Needs list for the WCE Bournemouth
Program and needs list for 26th November 2021
Here is a selection of Christmas card ideas for you to chose from.
Thank you to Jan Lincoln, Jan Gransden and Susan Coupe for submitting their ideas.
* Blank greetings cards
* Sequin waste, (Jan G has a few)
* Backing fabric, cotton or the like. A4 size is plenty
* Selection of beads, threads,
* Needles and scissors
2.Iris Folding Card
* 3-fold cards
* Ribbons or paper strips, or pretty parcel tape (approx 1cmwidth)
* Sellotape and scissors
* Either pre-cut elongated triangle tree shape or bring cutting mat and scalpel.We will also bring our cutting mats
3.Bauble Christmas Card
* Pieces of shears in mixed colours
* Matching or contrasting machine embroidery threads or polyester threads
* Short lengths of narrow ribbons to tone or contrast,
* Glue dots, sticky squares or double sided tape
* Sewing kit, pencil. Jan L has cards also
4. Silly Sweater Cards
* Cards, 5x7” brown or white ( The Works, £1 and online)
* Template card; used cereal packet ideal. Pencil,
black fine liner and biro.
* Acrylic felt, any colour, A4 size makes 4 cards.
* Printed fabric, small pattern. Bondaweb or similar to fuse.
* Stick on xmas motifs, ( the Works, £1 for 5) e.g reindeer
* Sewing machine, embroidery foot, various threads.
* Dress making scissors and paper scissors.
* Double sided tape or glue dots.
* White pencil or liquid pen (optional)
We will need iron and ironing board and think there is one in the cupboard.
Program and needs list for Friday, 28th January 2022
The Art of Boro by Paula Simpson
Boro work originates from the Japanese word ‘boroboro’ which means tattered or repaired. It is a technique which traditionally relates to the repairing and piecing of worn clothing worn by the workers in the fields of Japan. Prior to the introduction of cotton fabrics, the fabric which would have been repaired would have been indigo dyed hemp, which is the lovely deep blue colour. The stitches used would have been running stitches; however, it has become somewhat of an art form with the introduction of Sashiko which is a decorative, Japanese style of embroidery.
In this workshop we will design and make a bag by taking pieces of new and recycled blue fabrics to create a piece with a layered, collaged effect in the ‘Boro Style’.
I have provided the requirements list below for making a small bag. I will bring along a supply of some blue fabrics which can be used for the collage, and Moda Shibori printed fabrics, which can be bought at a small cost.
Requirements for the Boro Bag – finished size 11 ½” x 15 ½”
1 metre of medium weight blue fabric would be more than enough to make the bag, but as it is a recycling-style project you may wish to use fabric that you already have. I will bring along a pattern for the pieces used to make the bag.

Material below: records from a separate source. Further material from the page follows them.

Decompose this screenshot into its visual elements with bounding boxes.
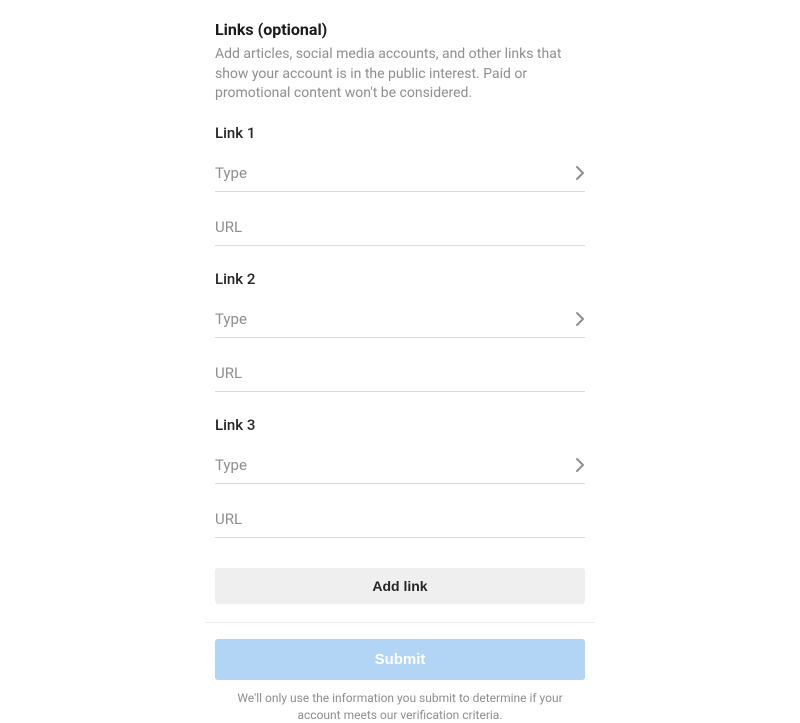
link-type-placeholder: Type — [215, 310, 247, 328]
link-url-placeholder: URL — [215, 510, 242, 528]
link-type-placeholder: Type — [215, 164, 247, 182]
link-label-3: Link 3 — [215, 416, 585, 434]
section-title: Links (optional) — [215, 20, 585, 39]
link-group-3: Link 3 Type URL — [215, 416, 585, 538]
link-label-2: Link 2 — [215, 270, 585, 288]
link-type-selector-2[interactable]: Type — [215, 302, 585, 338]
link-type-placeholder: Type — [215, 456, 247, 474]
chevron-right-icon — [575, 165, 585, 181]
footer-note: We'll only use the information you submi… — [215, 690, 585, 723]
divider — [205, 622, 595, 623]
link-url-placeholder: URL — [215, 364, 242, 382]
link-type-selector-3[interactable]: Type — [215, 448, 585, 484]
link-group-2: Link 2 Type URL — [215, 270, 585, 392]
links-section: Links (optional) Add articles, social me… — [215, 0, 585, 700]
section-description: Add articles, social media accounts, and… — [215, 45, 585, 104]
add-link-button[interactable]: Add link — [215, 568, 585, 604]
submit-button[interactable]: Submit — [215, 639, 585, 680]
link-type-selector-1[interactable]: Type — [215, 156, 585, 192]
link-url-input-1[interactable]: URL — [215, 210, 585, 246]
chevron-right-icon — [575, 457, 585, 473]
link-label-1: Link 1 — [215, 124, 585, 142]
link-url-placeholder: URL — [215, 218, 242, 236]
link-url-input-2[interactable]: URL — [215, 356, 585, 392]
chevron-right-icon — [575, 311, 585, 327]
link-group-1: Link 1 Type URL — [215, 124, 585, 246]
link-url-input-3[interactable]: URL — [215, 502, 585, 538]
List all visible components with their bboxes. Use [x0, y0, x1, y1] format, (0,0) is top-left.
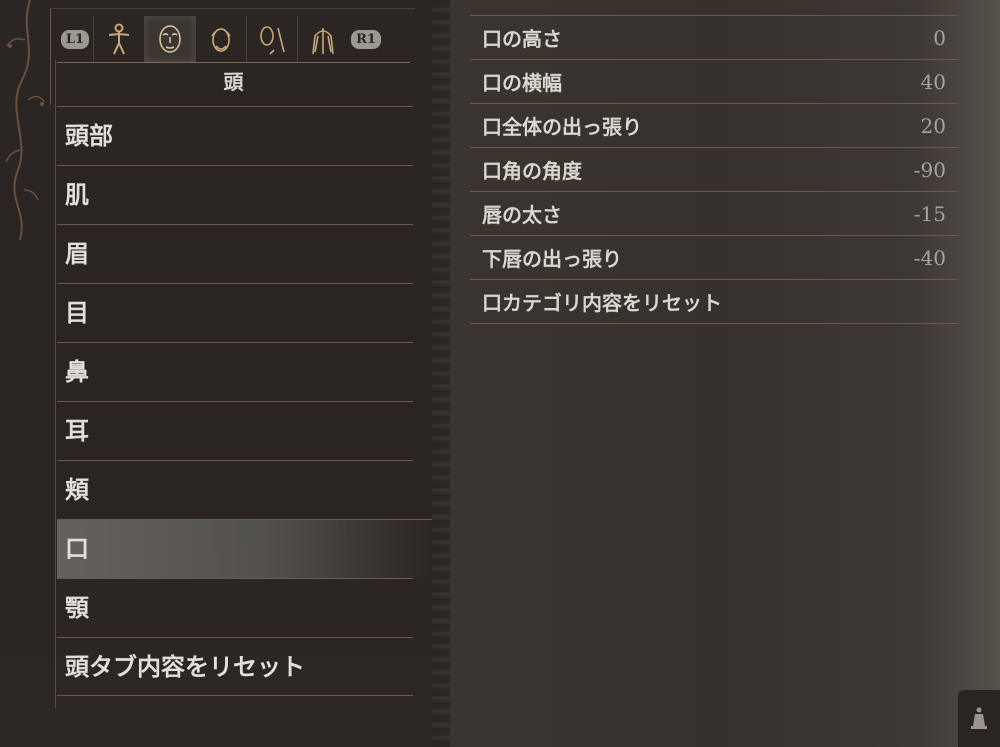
category-skin[interactable]: 肌: [57, 165, 413, 224]
category-list: 頭部 肌 眉 目 鼻 耳 頬 口 顎 頭タブ内容をリセット: [57, 106, 433, 696]
setting-mouth-protrusion[interactable]: 口全体の出っ張り 20: [470, 104, 958, 148]
torn-edge: [432, 0, 450, 747]
r1-label: R1: [351, 29, 381, 49]
body-figure-icon: [108, 23, 130, 55]
setting-label: 口カテゴリ内容をリセット: [482, 291, 722, 315]
torso-icon: [312, 28, 334, 55]
category-ears[interactable]: 耳: [57, 401, 413, 460]
setting-label: 口の高さ: [482, 27, 562, 51]
category-eyes[interactable]: 目: [57, 283, 413, 342]
tab-body[interactable]: [93, 16, 144, 62]
tab-hair[interactable]: [195, 16, 246, 62]
setting-value: -40: [913, 245, 946, 270]
setting-value: -90: [913, 157, 946, 182]
setting-label: 下唇の出っ張り: [482, 247, 622, 271]
category-head[interactable]: 頭部: [57, 106, 413, 165]
setting-lip-thickness[interactable]: 唇の太さ -15: [470, 192, 958, 236]
setting-value: 0: [933, 25, 946, 50]
hair-icon: [211, 28, 231, 52]
face-icon: [159, 25, 181, 53]
setting-mouth-width[interactable]: 口の横幅 40: [470, 60, 958, 104]
category-jaw[interactable]: 顎: [57, 578, 413, 637]
tab-accessory[interactable]: [246, 16, 297, 62]
tab-title: 頭: [223, 70, 244, 94]
vine-decoration-icon: [5, 0, 45, 240]
l1-label: L1: [60, 29, 90, 49]
setting-mouth-corner-angle[interactable]: 口角の角度 -90: [470, 148, 958, 192]
setting-label: 唇の太さ: [482, 203, 562, 227]
accessory-icon: [260, 26, 285, 55]
corner-menu-button[interactable]: [958, 690, 1000, 747]
setting-mouth-height[interactable]: 口の高さ 0: [470, 16, 958, 60]
reset-mouth-category-button[interactable]: 口カテゴリ内容をリセット: [470, 280, 958, 324]
category-cheeks[interactable]: 頬: [57, 460, 413, 519]
panel-divider: [55, 60, 56, 708]
setting-lower-lip-protrusion[interactable]: 下唇の出っ張り -40: [470, 236, 958, 280]
category-panel: L1 R1 頭 頭部 肌 眉 目 鼻 耳 頬 口 顎 頭タブ内容をリセット: [0, 0, 440, 747]
category-nose[interactable]: 鼻: [57, 342, 413, 401]
tab-bar: L1 R1: [57, 16, 410, 63]
reset-head-tab-button[interactable]: 頭タブ内容をリセット: [57, 637, 413, 696]
setting-value: 20: [920, 113, 946, 138]
next-tab-button[interactable]: R1: [348, 16, 384, 62]
category-eyebrows[interactable]: 眉: [57, 224, 413, 283]
mouth-settings-list: 口の高さ 0 口の横幅 40 口全体の出っ張り 20 口角の角度 -90 唇の太…: [470, 16, 958, 324]
setting-value: 40: [920, 69, 946, 94]
tab-face[interactable]: [144, 16, 195, 62]
category-mouth[interactable]: 口: [57, 519, 433, 578]
setting-label: 口角の角度: [482, 159, 582, 183]
tab-torso[interactable]: [297, 16, 348, 62]
setting-value: -15: [913, 201, 946, 226]
setting-label: 口の横幅: [482, 71, 562, 95]
prev-tab-button[interactable]: L1: [57, 16, 93, 62]
bell-icon: [971, 707, 987, 729]
setting-label: 口全体の出っ張り: [482, 115, 642, 139]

The size of the pieces are listed below:
- Front and back of bag – two pieces of medium weight blue fabric 12 x 14” on to which the small pieces of fabric can be collaged
- Handle main fabric – two pieces 4 x 28”
- Lining fabric – 2 pieces 12 x 14”
- Tab - 2 pieces 4 x 5”
- Wadding or Bosel to provide structure – 2 pieces 12 x 14”
- Button for fastening
- Sashiko or darning needle (a long needle with a small eye) or embroidery, crewel or chenille needle with a sharp point and large eye
- Sashiko thread, high twist cotton, cotton perle in white weight 8 or 12 or stranded embroidery thread; coloured threads could also be used to add a ‘pop’ of colour
- Hand sewing equipment
- A ruler and fabric chalk or pen suitable for darker fabrics (if you wish to have neat lines)
Fabrics for the collage:
Traditionally hemp dyed with indigo would be used, however cotton, linen, silk indigo-dyed fabrics are suitable. Shibori hand dyed fabrics are interesting to use and Moda fabrics have a range of printed shibori-style fabrics.
In the style of Boro any blue fabrics new and upcycled could be used to create a design. Recycled fabrics e.g., old denim jeans, old clothes, left over scraps of fabrics. It is a good way of upcycling; however, the firmer, heavier weight denim is difficult to sew by hand. As only small pieces are needed to create the collage, it’s great to share fabric, with members of your group.